CVE-2017-5528

Name of the Vulnerable Software and Affected Versions TIBCO JasperReports Server versions 6.1.1 and below, 6.2.0, 6.2.1, and 6.3.0 TIBCO JasperReports Server Community Edition versions 6.3.0 and below TIBCO JasperReports Server for ActiveMatrix BPM versions 6.2.0 and below TIBCO Jaspersoft for AWS with Multi-Tenancy versions 6.2.0 and below TIBCO Jaspersoft Reporting and Analytics for AWS versions 6.2.0 and below

Description The issue allows authorized users to perform cross-site scripting (XSS) and cross-site request forgery (CSRF) attacks, which may lead to the disclosure of sensitive information.

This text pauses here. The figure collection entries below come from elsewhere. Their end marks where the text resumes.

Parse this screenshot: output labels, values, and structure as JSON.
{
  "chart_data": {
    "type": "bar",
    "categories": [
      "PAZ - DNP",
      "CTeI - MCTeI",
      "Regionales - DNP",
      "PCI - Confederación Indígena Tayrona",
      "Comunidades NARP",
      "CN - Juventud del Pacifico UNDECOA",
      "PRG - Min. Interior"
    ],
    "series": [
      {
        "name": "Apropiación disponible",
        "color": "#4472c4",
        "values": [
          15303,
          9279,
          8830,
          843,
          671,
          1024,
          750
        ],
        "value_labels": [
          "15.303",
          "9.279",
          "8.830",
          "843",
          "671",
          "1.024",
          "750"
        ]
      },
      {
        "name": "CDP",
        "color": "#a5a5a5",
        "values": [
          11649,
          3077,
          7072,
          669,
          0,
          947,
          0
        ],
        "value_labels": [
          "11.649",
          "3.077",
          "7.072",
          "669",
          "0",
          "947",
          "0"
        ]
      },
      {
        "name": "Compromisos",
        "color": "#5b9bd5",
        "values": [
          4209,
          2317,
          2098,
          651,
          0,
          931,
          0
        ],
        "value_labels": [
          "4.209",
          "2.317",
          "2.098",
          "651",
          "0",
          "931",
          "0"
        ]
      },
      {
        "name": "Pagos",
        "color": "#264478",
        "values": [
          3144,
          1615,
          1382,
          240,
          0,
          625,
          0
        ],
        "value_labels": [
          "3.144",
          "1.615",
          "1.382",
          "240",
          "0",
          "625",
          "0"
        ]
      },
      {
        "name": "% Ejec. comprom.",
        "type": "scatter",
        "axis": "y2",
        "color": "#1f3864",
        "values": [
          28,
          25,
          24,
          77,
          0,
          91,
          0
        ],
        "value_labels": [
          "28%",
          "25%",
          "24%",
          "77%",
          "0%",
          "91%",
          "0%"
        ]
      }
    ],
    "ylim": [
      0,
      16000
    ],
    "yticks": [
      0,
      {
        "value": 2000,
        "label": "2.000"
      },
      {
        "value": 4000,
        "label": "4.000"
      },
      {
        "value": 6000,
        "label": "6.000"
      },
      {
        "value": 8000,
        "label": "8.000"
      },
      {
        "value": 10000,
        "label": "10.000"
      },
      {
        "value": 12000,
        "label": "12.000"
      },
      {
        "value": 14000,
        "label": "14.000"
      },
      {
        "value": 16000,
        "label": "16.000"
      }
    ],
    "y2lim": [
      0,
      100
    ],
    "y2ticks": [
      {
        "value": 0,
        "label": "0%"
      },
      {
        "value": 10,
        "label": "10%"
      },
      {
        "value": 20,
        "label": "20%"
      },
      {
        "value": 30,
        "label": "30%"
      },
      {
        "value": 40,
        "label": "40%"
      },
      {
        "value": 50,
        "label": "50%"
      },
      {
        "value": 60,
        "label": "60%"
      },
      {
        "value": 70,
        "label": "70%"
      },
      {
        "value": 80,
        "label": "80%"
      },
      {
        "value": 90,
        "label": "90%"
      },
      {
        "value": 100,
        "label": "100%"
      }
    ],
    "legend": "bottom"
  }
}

Recommendations For TIBCO JasperReports Server versions 6.1.1 and below, 6.2.0, 6.2.1, and 6.3.0, update to a version above 6.3.0 to resolve the issue. For TIBCO JasperReports Server Community Edition versions 6.3.0 and below, update to a version above 6.3.0 to resolve the issue. For TIBCO JasperReports Server for ActiveMatrix BPM versions 6.2.0 and below, update to a version above 6.2.0 to resolve the issue. For TIBCO Jaspersoft for AWS with Multi-Tenancy versions 6.2.0 and below, update to a version above 6.2.0 to resolve the issue. For TIBCO Jaspersoft Reporting and Analytics for AWS versions 6.2.0 and below, update to a version above 6.2.0 to resolve the issue.